La dichiarazione teorica è netta e chiara, ma va inquadrata in un contesto più amplio, come peraltro il Decreto immediatamente provvede a fare, introducendo alcuni precisi ed importanti limiti.
I limiti al cumulo d'impieghi
In primo luogo, l'art. 2105 c.c. che impone l'obbligo di fedeltà. Il prestatore di lavoro non deve trattare affari, per conto proprio o di terzi, in concorrenza con l'imprenditore, né divulgare notizie attinenti all'organizzazione e ai metodi di produzione dell'impresa, o farne uso in modo da poter recare ad essa pregiudizio. Quest'obbligo, ovviamente, è “assoluto” e va letto insieme all'art. 2106 c.c. la sua inosservanza può dar luogo all'applicazione di sanzioni disciplinari secondo la gravità dell'infrazione.
Il legislatore individua ulteriori tre casi in cui il datore di lavoro può limitare o negare al lavoratore lo svolgimento di un altro e diverso rapporto di lavoro.
Il primo riguarda la condizione che ciò non arrechi un pregiudizio per la salute e la sicurezza, comprendendo in ciò il rispetto della normativa in materia di durata dei riposi, il secondo che comunque sia garantita l'integrità del servizio pubblico, la terza che la diversa ed ulteriore attività non sia in conflitto di interessi con la principale, indipendentemente dal dovere di fedeltà previsto dall'art. 2105 c.c..

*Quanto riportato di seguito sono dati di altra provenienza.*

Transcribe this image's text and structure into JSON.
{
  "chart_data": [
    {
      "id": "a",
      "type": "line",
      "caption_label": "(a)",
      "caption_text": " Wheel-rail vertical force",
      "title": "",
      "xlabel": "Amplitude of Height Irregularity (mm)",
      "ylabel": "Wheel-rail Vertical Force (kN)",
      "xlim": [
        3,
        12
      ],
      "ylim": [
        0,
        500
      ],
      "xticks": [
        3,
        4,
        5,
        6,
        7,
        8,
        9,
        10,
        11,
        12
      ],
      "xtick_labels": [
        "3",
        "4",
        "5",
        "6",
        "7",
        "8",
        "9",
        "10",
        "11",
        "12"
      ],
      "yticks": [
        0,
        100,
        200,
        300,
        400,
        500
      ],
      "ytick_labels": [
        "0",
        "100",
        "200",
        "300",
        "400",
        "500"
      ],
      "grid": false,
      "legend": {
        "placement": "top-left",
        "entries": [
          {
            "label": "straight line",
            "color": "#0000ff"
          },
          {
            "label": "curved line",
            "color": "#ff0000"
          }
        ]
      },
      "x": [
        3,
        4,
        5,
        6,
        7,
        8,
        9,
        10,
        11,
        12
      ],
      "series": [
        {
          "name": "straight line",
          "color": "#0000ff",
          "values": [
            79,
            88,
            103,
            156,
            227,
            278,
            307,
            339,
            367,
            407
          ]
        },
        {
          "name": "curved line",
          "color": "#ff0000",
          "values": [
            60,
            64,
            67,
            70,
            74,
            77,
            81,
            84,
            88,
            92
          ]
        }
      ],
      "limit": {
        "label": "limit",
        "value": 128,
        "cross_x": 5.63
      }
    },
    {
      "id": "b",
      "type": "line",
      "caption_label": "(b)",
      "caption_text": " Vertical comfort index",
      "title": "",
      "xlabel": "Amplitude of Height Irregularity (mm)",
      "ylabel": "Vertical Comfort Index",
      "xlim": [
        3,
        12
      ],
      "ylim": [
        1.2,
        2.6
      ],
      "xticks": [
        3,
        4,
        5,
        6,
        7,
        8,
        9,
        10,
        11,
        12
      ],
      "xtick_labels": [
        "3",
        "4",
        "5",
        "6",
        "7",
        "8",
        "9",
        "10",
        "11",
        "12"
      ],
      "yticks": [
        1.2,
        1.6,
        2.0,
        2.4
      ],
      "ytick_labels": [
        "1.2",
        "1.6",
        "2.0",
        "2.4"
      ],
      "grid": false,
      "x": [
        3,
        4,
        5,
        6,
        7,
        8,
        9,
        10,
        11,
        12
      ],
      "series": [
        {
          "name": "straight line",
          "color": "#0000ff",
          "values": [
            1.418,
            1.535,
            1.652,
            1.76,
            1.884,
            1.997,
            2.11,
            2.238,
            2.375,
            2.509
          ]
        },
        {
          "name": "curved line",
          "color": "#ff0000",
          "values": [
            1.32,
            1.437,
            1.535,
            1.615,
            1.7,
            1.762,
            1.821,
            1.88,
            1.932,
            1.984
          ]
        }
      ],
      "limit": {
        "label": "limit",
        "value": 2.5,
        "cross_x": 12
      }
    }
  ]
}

L'ambito di applicazione di quanto sopra stabilito è molto esteso, applicandosi espressamente a tutte le tipologie di rapporto di lavoro subordinato, compresa la pubblica amministrazione, ma anche ai rapporti di collaborazione coordinata e continuativa ed al contratto di prestazione occasionale. L'unica espressa esclusione è riferita ai lavoratori marittimi e a quelli del settore della pesca.

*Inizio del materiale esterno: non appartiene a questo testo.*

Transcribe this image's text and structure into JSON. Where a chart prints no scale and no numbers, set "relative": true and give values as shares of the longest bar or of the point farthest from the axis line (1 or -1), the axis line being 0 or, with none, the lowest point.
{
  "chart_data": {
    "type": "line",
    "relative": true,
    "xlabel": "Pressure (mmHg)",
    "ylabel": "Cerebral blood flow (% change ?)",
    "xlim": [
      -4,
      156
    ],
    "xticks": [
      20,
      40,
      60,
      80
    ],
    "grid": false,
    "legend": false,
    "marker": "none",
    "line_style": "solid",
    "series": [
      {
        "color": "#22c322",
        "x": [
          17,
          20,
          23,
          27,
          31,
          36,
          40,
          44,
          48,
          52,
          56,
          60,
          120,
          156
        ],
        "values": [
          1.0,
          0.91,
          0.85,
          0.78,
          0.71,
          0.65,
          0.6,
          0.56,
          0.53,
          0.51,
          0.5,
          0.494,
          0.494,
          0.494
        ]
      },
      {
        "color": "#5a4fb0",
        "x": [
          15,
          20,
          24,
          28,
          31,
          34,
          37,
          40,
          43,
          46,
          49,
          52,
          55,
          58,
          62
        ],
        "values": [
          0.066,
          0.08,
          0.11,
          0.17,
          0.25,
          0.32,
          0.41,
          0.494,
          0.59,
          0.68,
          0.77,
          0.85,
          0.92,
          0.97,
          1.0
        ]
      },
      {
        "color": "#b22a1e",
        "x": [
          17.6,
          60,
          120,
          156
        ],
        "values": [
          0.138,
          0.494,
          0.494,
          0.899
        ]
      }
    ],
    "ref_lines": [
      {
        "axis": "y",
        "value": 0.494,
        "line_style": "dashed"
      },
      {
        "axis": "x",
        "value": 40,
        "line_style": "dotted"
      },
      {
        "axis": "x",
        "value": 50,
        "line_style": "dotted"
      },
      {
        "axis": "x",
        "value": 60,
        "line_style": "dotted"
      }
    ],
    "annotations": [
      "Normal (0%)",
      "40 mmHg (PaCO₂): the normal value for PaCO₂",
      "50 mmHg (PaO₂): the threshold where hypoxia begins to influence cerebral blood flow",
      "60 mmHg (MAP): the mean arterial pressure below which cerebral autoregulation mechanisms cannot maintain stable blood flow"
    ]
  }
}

Dall'analisi di quanto disposto dal Decreto Trasparenza emergono alcune considerazioni:
Un discorso a parte merita la parte del Decreto che si preoccupa che attività di lavoro molteplici svolte dal singolo lavoratore possano costituire una violazione delle norme in materia di orario di lavoro e riposi e conseguentemente arrecare un danno alla sua salute e sicurezza.
L'obbligo di comunicazione del lavoratore
Il Decreto non prevede espressamente l'obbligo del lavoratore di comunicare al datore di lavoro lo svolgimento di altra attività lavorativa ma, se fosse così, come e chi potrebbe verificare e/o impedire che ciò non accada? E conseguentemente, il datore di lavoro (quale?) può allora esigere dal suo lavoratore di essere informato in caso di svolgimento di altra attività lavorativa per valutare il rispetto delle leggi sulla salute e sicurezza?

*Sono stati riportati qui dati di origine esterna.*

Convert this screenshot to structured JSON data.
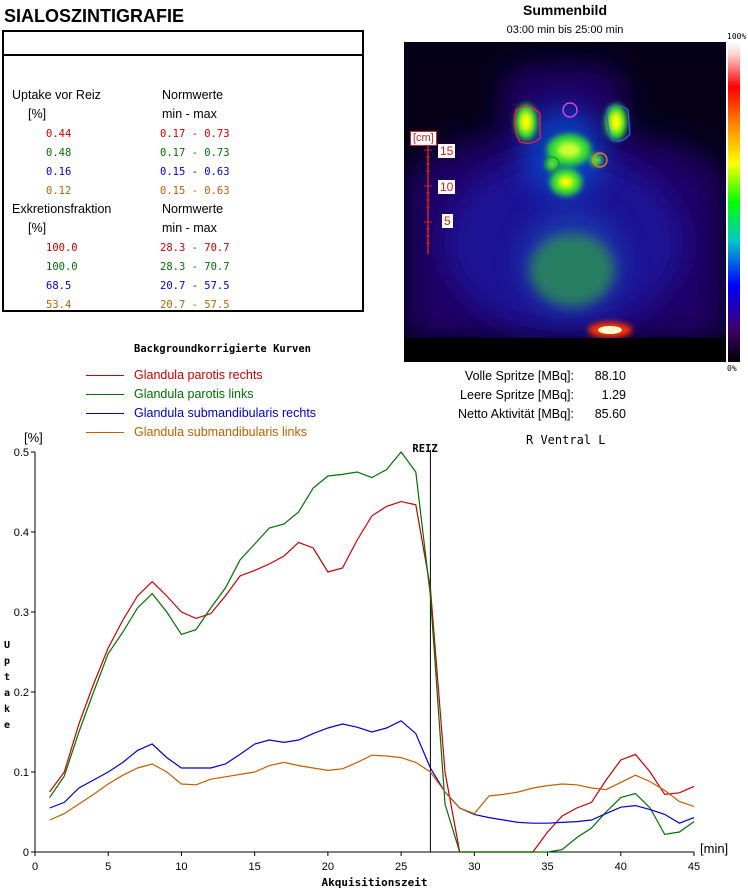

La questione non è di poco conto e, in via interpretativa, per dare un senso alle limitazioni individuate dal legislatore, si dovrebbe ritenere che, anche in virtù dei principi generali di correttezza e buona fede, il lavoratore debba informare il datore di lavoro di altre sue attività lavorative, in modo da rendere in qualche modo esigibile e concreto quanto sancito dalla norma.
Ed inoltre, sempre con riferimento al quadro normativo generale in materia, va anche considerato che il lavoratore è tenuto, ai sensi dell'art. 20 D.Lgs. n.81/2008, a cooperare per evitare pregiudizi alla propria salute e sicurezza.
Infine, un'ultima considerazione metagiuridica: se parliamo di trasparenza, sarebbe logico che il principio si applichi anche al lavoratore. Pertanto, nello spirito generale della norma che tende alla sua tutela, è comunque auspicabile (e probabilmente un dovere per quanto sopra descritto) che lo stesso comunichi al proprio datore di lavoro di svolgere altre attività lavorative, fuori dal suo normale orario di lavoro.